The chokehold of egocentric competition is something worth pausing to reflect on, because it engenders a posture of territorial defense. At times, that posture can feel like self-honor, like vigilance, preparedness, or strength. But as we move through this season of history, I find myself wondering if we do not challenge the spirit of competition that has been ingrained into our collective psyche out of fear: fear that there will not be enough, fear that we will not be chosen, fear rooted in scarcity.
Left unchecked, this pressure cooker begins to see threats where there are none. The balance between protection and collaboration becomes uneven. Boundaries, once meant to create safety and clarity, begin to construct silos and trigger estrangement. The rat race accelerates, and in doing so, it steals the potential for collective power.
Scarcity is not an abstract concept. Our human nature is wired to hunt, gather, and survive. But when competition becomes the dominant framework through which we navigate community, it does more than motivate. It fractures. It creates chasms where collaboration could exist. It trains us to see one another not as partners, but as threats, or even enemies.
The spirit of competition shouts commands to perform, outdo, chase, and rise to the top. It grips us in ways we often do not recognize, shaping our behaviors beneath the surface. In a culture obsessed with rank, hierarchy becomes the measure of worth rather than collective care. In our exhaustion, maybe even our disillusionment, we push ourselves to win, to prove ourselves, to perform. The energy that showed up in Selma, in Montgomery, in Greensboro shifts, diluted by individualism rather than fueled by collective resolve.
It feels especially important to interrogate this mindset in the month when we honor Dr. Martin Luther King Jr., whose legacy is often reduced to words instead of action, specifically collective action.
Dr. King’s vision was never about individual advancement. It was about shared struggle and shared responsibility. Together, we fight a better battle. But that togetherness requires vulnerability. It requires loosening our grip long enough to reach for the hand beside us, trusting that no one reaches the summit alone.

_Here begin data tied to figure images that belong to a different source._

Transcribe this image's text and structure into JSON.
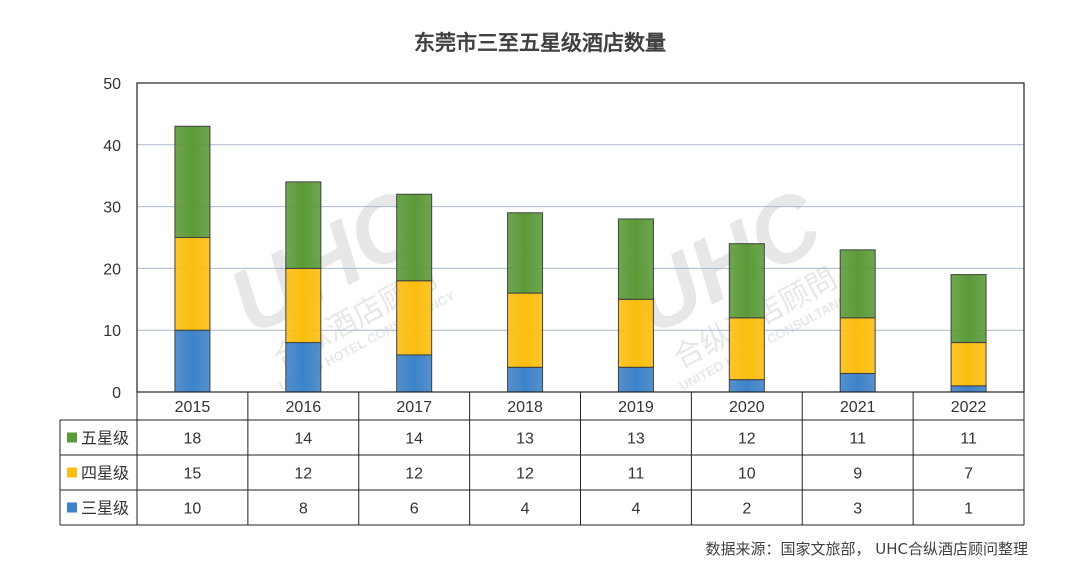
{
  "source_note": "数据来源：国家文旅部， UHC合纵酒店顾问整理",
  "watermark": {
    "logo": "UHC",
    "cn": "合纵酒店顾問",
    "en": "UNITED HOTEL CONSULTANCY"
  },
  "colors": {
    "five_star": "#5b9a38",
    "four_star": "#fbbd0f",
    "three_star": "#3d82c8",
    "gridline": "#a9b8cc"
  },
  "chart_data": {
    "type": "bar",
    "stacked": true,
    "title": "东莞市三至五星级酒店数量",
    "categories": [
      "2015",
      "2016",
      "2017",
      "2018",
      "2019",
      "2020",
      "2021",
      "2022"
    ],
    "series": [
      {
        "name": "五星级",
        "color": "#5b9a38",
        "values": [
          18,
          14,
          14,
          13,
          13,
          12,
          11,
          11
        ]
      },
      {
        "name": "四星级",
        "color": "#fbbd0f",
        "values": [
          15,
          12,
          12,
          12,
          11,
          10,
          9,
          7
        ]
      },
      {
        "name": "三星级",
        "color": "#3d82c8",
        "values": [
          10,
          8,
          6,
          4,
          4,
          2,
          3,
          1
        ]
      }
    ],
    "stack_order_bottom_to_top": [
      "三星级",
      "四星级",
      "五星级"
    ],
    "ylim": [
      0,
      50
    ],
    "yticks": [
      0,
      10,
      20,
      30,
      40,
      50
    ],
    "grid": true,
    "data_table": true,
    "xlabel": "",
    "ylabel": ""
  }
}
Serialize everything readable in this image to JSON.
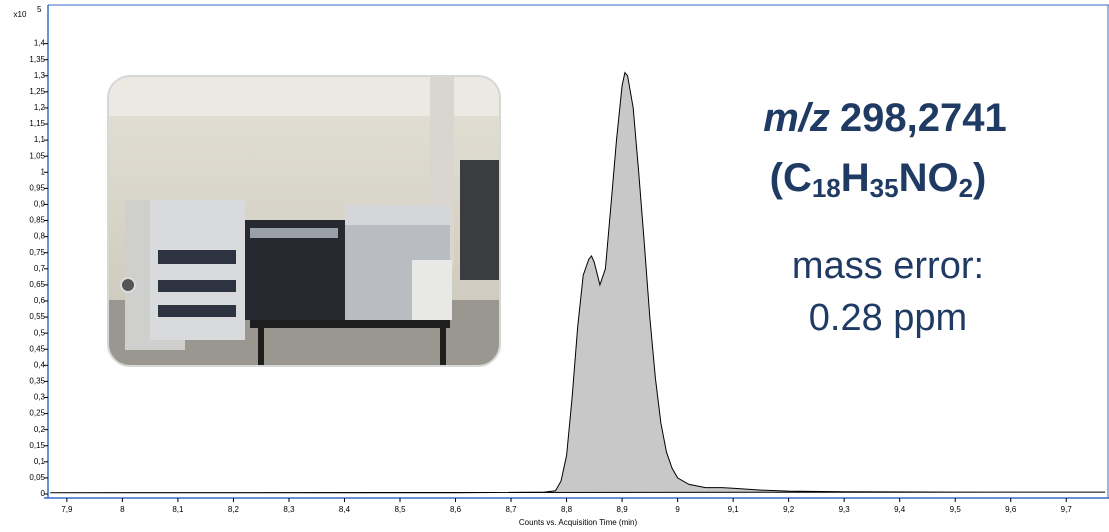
{
  "chart_data": {
    "type": "area",
    "xlabel": "Counts vs. Acquisition Time (min)",
    "y_exponent": {
      "base": "x10",
      "power": "5"
    },
    "color": "#c8c8c8",
    "line_color": "#000000",
    "axis_color": "#3a6cc8",
    "xlim": [
      7.866,
      9.777
    ],
    "ylim": [
      0,
      1.52
    ],
    "xticks": [
      {
        "value": 7.9,
        "label": "7,9"
      },
      8,
      {
        "value": 8.1,
        "label": "8,1"
      },
      {
        "value": 8.2,
        "label": "8,2"
      },
      {
        "value": 8.3,
        "label": "8,3"
      },
      {
        "value": 8.4,
        "label": "8,4"
      },
      {
        "value": 8.5,
        "label": "8,5"
      },
      {
        "value": 8.6,
        "label": "8,6"
      },
      {
        "value": 8.7,
        "label": "8,7"
      },
      {
        "value": 8.8,
        "label": "8,8"
      },
      {
        "value": 8.9,
        "label": "8,9"
      },
      9,
      {
        "value": 9.1,
        "label": "9,1"
      },
      {
        "value": 9.2,
        "label": "9,2"
      },
      {
        "value": 9.3,
        "label": "9,3"
      },
      {
        "value": 9.4,
        "label": "9,4"
      },
      {
        "value": 9.5,
        "label": "9,5"
      },
      {
        "value": 9.6,
        "label": "9,6"
      },
      {
        "value": 9.7,
        "label": "9,7"
      }
    ],
    "yticks": [
      0,
      {
        "value": 0.05,
        "label": "0,05"
      },
      {
        "value": 0.1,
        "label": "0,1"
      },
      {
        "value": 0.15,
        "label": "0,15"
      },
      {
        "value": 0.2,
        "label": "0,2"
      },
      {
        "value": 0.25,
        "label": "0,25"
      },
      {
        "value": 0.3,
        "label": "0,3"
      },
      {
        "value": 0.35,
        "label": "0,35"
      },
      {
        "value": 0.4,
        "label": "0,4"
      },
      {
        "value": 0.45,
        "label": "0,45"
      },
      {
        "value": 0.5,
        "label": "0,5"
      },
      {
        "value": 0.55,
        "label": "0,55"
      },
      {
        "value": 0.6,
        "label": "0,6"
      },
      {
        "value": 0.65,
        "label": "0,65"
      },
      {
        "value": 0.7,
        "label": "0,7"
      },
      {
        "value": 0.75,
        "label": "0,75"
      },
      {
        "value": 0.8,
        "label": "0,8"
      },
      {
        "value": 0.85,
        "label": "0,85"
      },
      {
        "value": 0.9,
        "label": "0,9"
      },
      {
        "value": 0.95,
        "label": "0,95"
      },
      1,
      {
        "value": 1.05,
        "label": "1,05"
      },
      {
        "value": 1.1,
        "label": "1,1"
      },
      {
        "value": 1.15,
        "label": "1,15"
      },
      {
        "value": 1.2,
        "label": "1,2"
      },
      {
        "value": 1.25,
        "label": "1,25"
      },
      {
        "value": 1.3,
        "label": "1,3"
      },
      {
        "value": 1.35,
        "label": "1,35"
      },
      {
        "value": 1.4,
        "label": "1,4"
      }
    ],
    "x": [
      7.87,
      8.0,
      8.2,
      8.4,
      8.6,
      8.7,
      8.76,
      8.78,
      8.79,
      8.8,
      8.81,
      8.82,
      8.83,
      8.84,
      8.845,
      8.85,
      8.86,
      8.87,
      8.88,
      8.89,
      8.9,
      8.905,
      8.91,
      8.92,
      8.93,
      8.94,
      8.95,
      8.96,
      8.97,
      8.98,
      8.99,
      9.0,
      9.02,
      9.05,
      9.08,
      9.1,
      9.15,
      9.2,
      9.3,
      9.5,
      9.7,
      9.77
    ],
    "values": [
      0.004,
      0.004,
      0.004,
      0.004,
      0.004,
      0.005,
      0.006,
      0.01,
      0.04,
      0.12,
      0.3,
      0.52,
      0.68,
      0.73,
      0.74,
      0.72,
      0.65,
      0.7,
      0.9,
      1.1,
      1.27,
      1.31,
      1.3,
      1.2,
      1.0,
      0.78,
      0.55,
      0.36,
      0.22,
      0.13,
      0.08,
      0.05,
      0.03,
      0.02,
      0.02,
      0.018,
      0.012,
      0.009,
      0.007,
      0.006,
      0.006,
      0.006
    ],
    "annotations": {
      "mz_label": "m/z",
      "mz_value": "298,2741",
      "formula": [
        "(C",
        "18",
        "H",
        "35",
        "NO",
        "2",
        ")"
      ],
      "mass_error": [
        "mass error:",
        "0.28 ppm"
      ]
    }
  }
}
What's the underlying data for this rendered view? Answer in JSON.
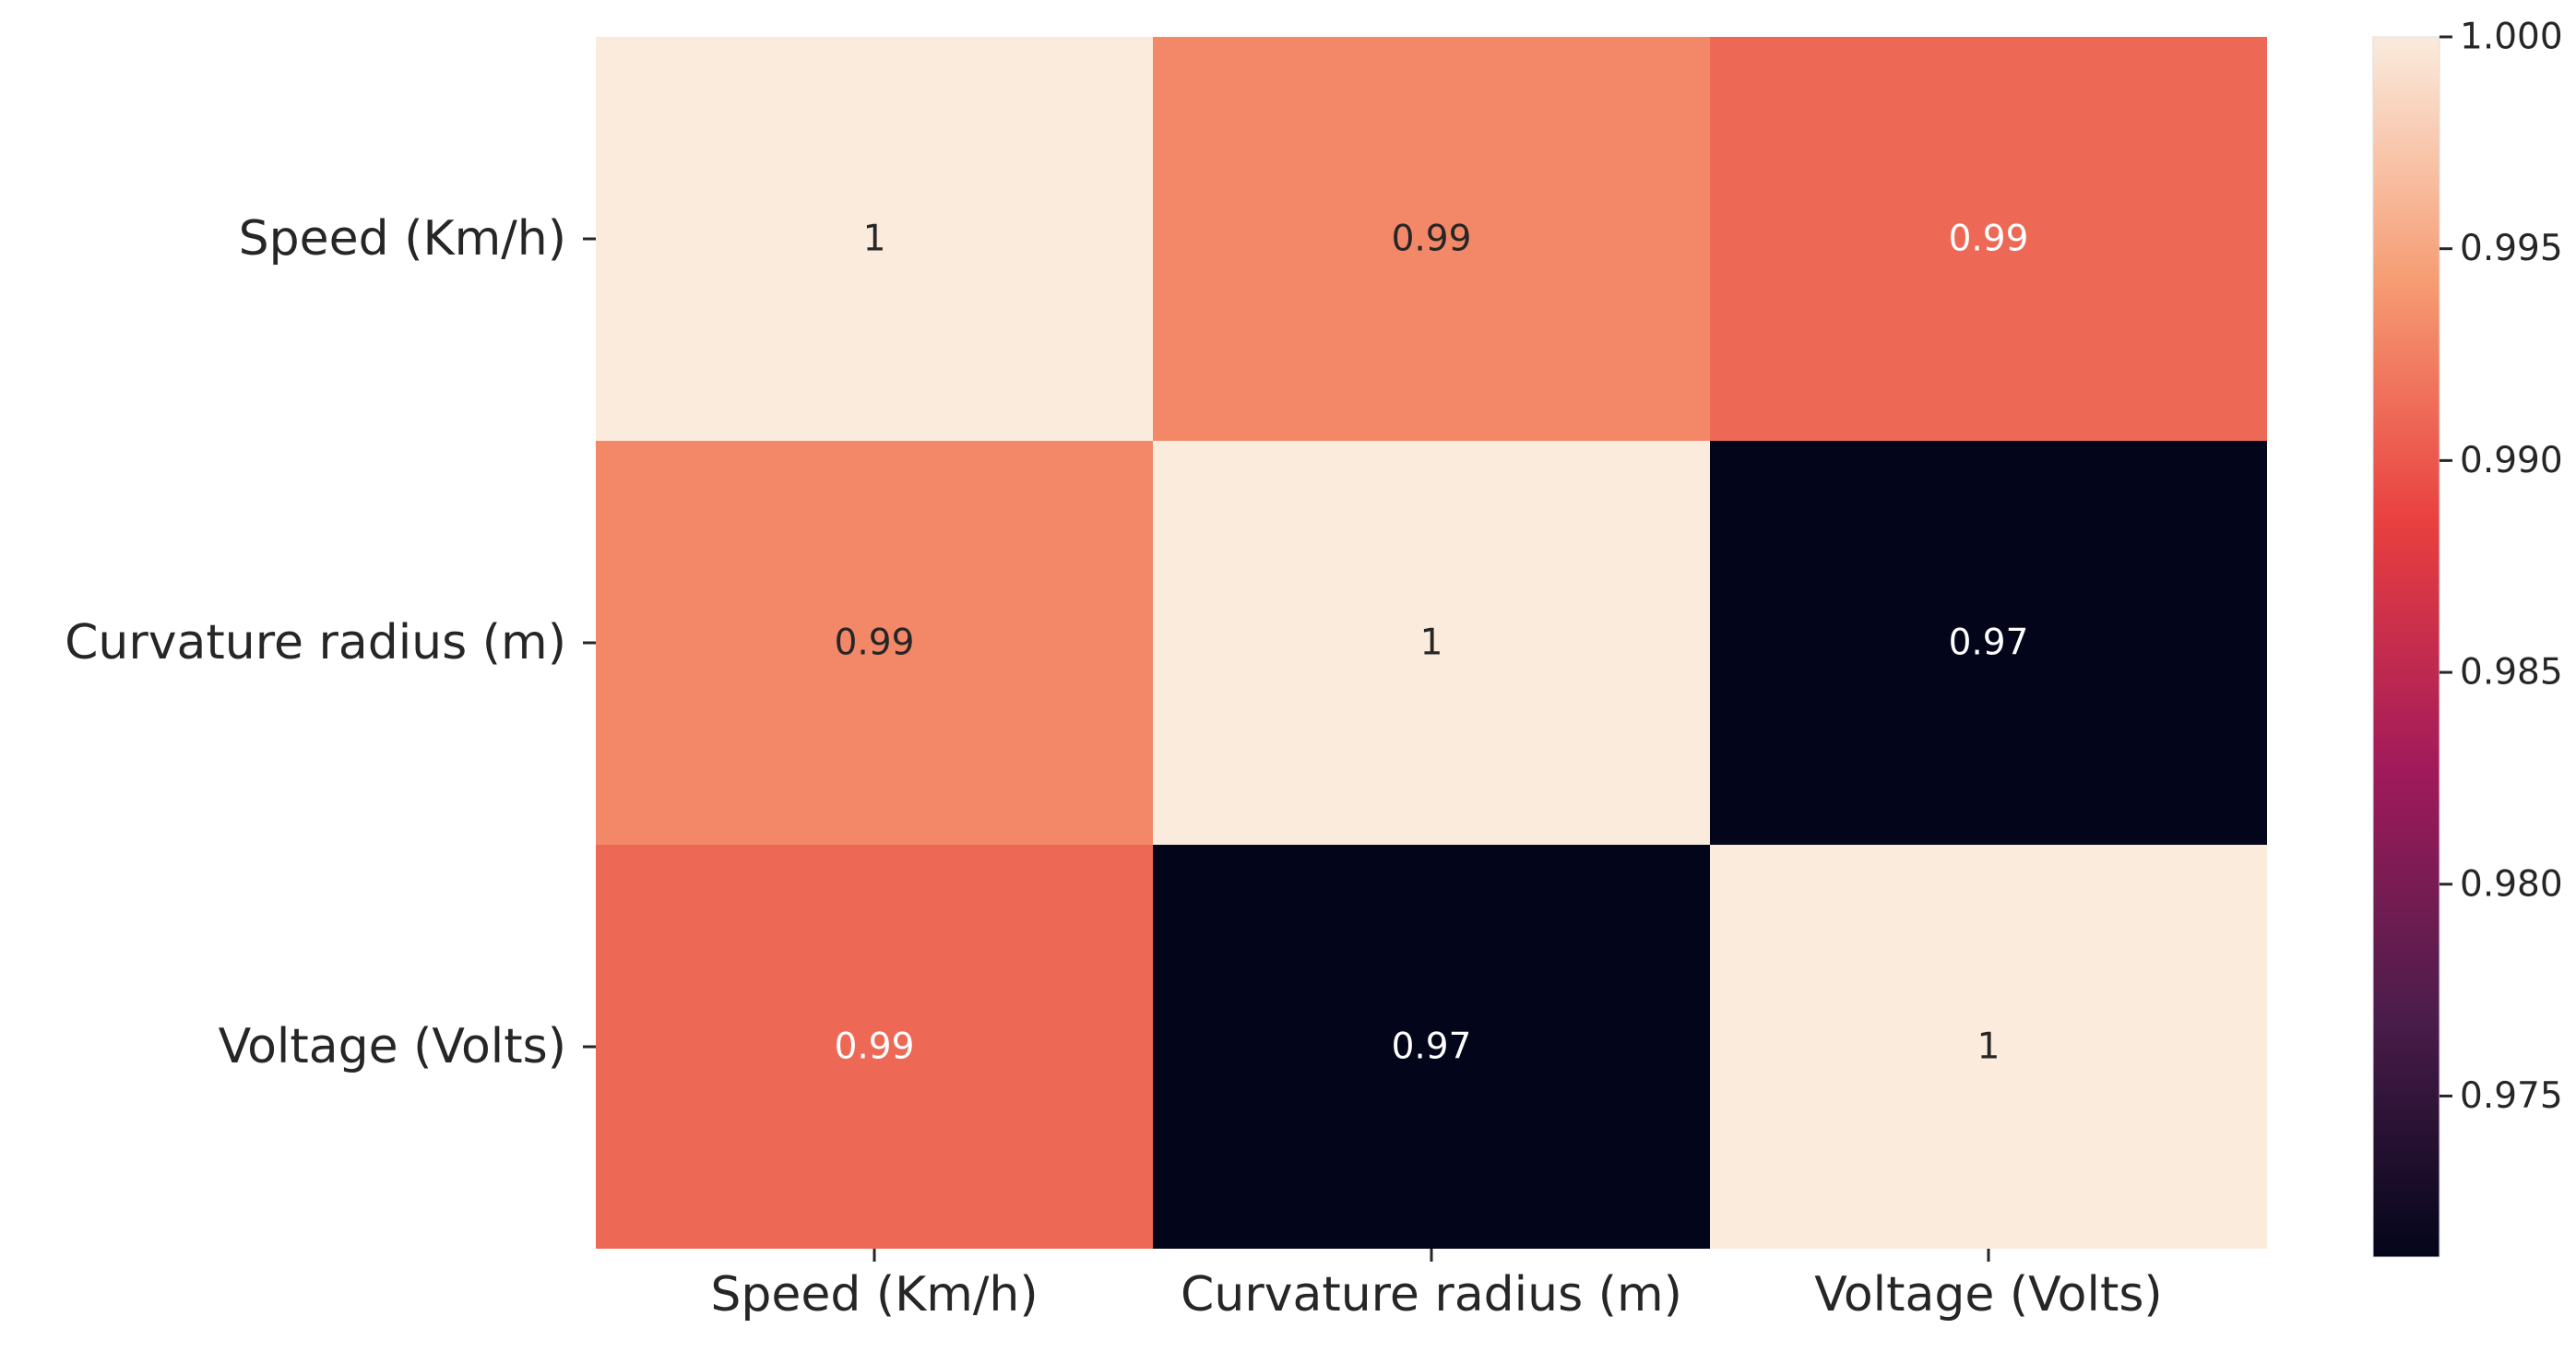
{
  "chart_data": {
    "type": "heatmap",
    "title": "",
    "xlabel": "",
    "ylabel": "",
    "rows": [
      "Speed (Km/h)",
      "Curvature radius (m)",
      "Voltage (Volts)"
    ],
    "columns": [
      "Speed (Km/h)",
      "Curvature radius (m)",
      "Voltage (Volts)"
    ],
    "values": [
      [
        1.0,
        0.993,
        0.991
      ],
      [
        0.993,
        1.0,
        0.971
      ],
      [
        0.991,
        0.971,
        1.0
      ]
    ],
    "annotations": [
      [
        "1",
        "0.99",
        "0.99"
      ],
      [
        "0.99",
        "1",
        "0.97"
      ],
      [
        "0.99",
        "0.97",
        "1"
      ]
    ],
    "colorbar": {
      "range": [
        0.9712,
        1.0
      ],
      "ticks": [
        0.975,
        0.98,
        0.985,
        0.99,
        0.995,
        1.0
      ],
      "tick_labels": [
        "0.975",
        "0.980",
        "0.985",
        "0.990",
        "0.995",
        "1.000"
      ],
      "colormap": "rocket",
      "stops": [
        "#03051a",
        "#4c1d4b",
        "#a11a5b",
        "#e83f3f",
        "#f69c73",
        "#faebdd"
      ]
    },
    "annotation_colors": {
      "dark": "#262626",
      "light": "#ffffff"
    }
  }
}
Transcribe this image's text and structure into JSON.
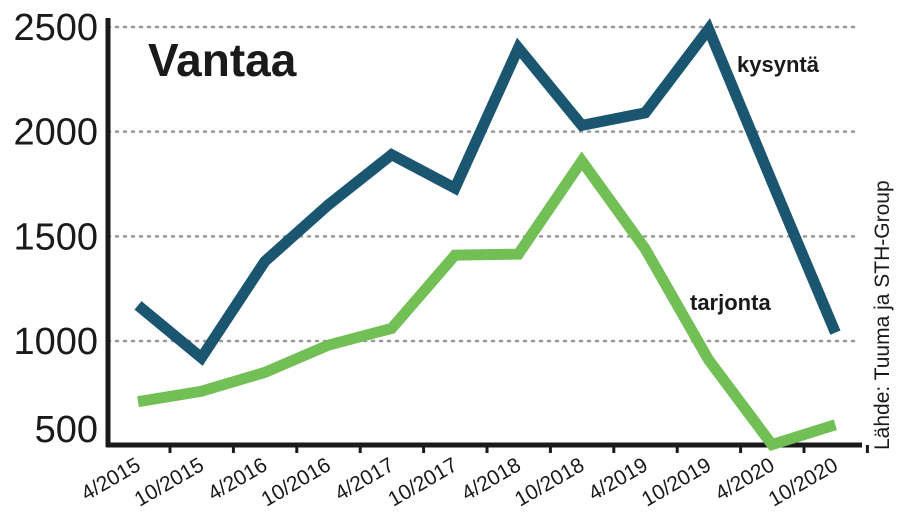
{
  "chart_data": {
    "type": "line",
    "title": "Vantaa",
    "xlabel": "",
    "ylabel": "",
    "categories": [
      "4/2015",
      "10/2015",
      "4/2016",
      "10/2016",
      "4/2017",
      "10/2017",
      "4/2018",
      "10/2018",
      "4/2019",
      "10/2019",
      "4/2020",
      "10/2020"
    ],
    "yticks": [
      500,
      1000,
      1500,
      2000,
      2500
    ],
    "ylim": [
      550,
      2500
    ],
    "grid": true,
    "series": [
      {
        "name": "kysyntä",
        "color": "#1b5670",
        "values": [
          1170,
          920,
          1380,
          1650,
          1890,
          1730,
          2400,
          2030,
          2090,
          2490,
          1760,
          1040
        ]
      },
      {
        "name": "tarjonta",
        "color": "#72bf55",
        "values": [
          710,
          760,
          850,
          980,
          1060,
          1410,
          1415,
          1860,
          1440,
          910,
          505,
          600
        ]
      }
    ],
    "source": "Lähde: Tuuma ja STH-Group"
  }
}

Competition often overshadows our fundamental need to exist without performance. Performance is a display, the outward manifestation of rehearsed lives. It asks us to be constantly visible, constantly impressive, constantly on. But authenticity does not require rehearsal. Community does not require perfection.
Perhaps the challenge before us is to juxtapose authenticity with performance. Are we rooted in truth, or is fear causing harm within our community? Can collaboration, rather than dominance, become our measure of success? Collaboration. Understanding. The ability to disagree and still remain in community. These are not weaknesses. They are disciplines.
Does the chokehold of competition keep us trapped into a scarcity mindset? We have to ask ourselves: what are we so afraid of? Because if competition is driving us, then no amount of winning will ever feel like enough.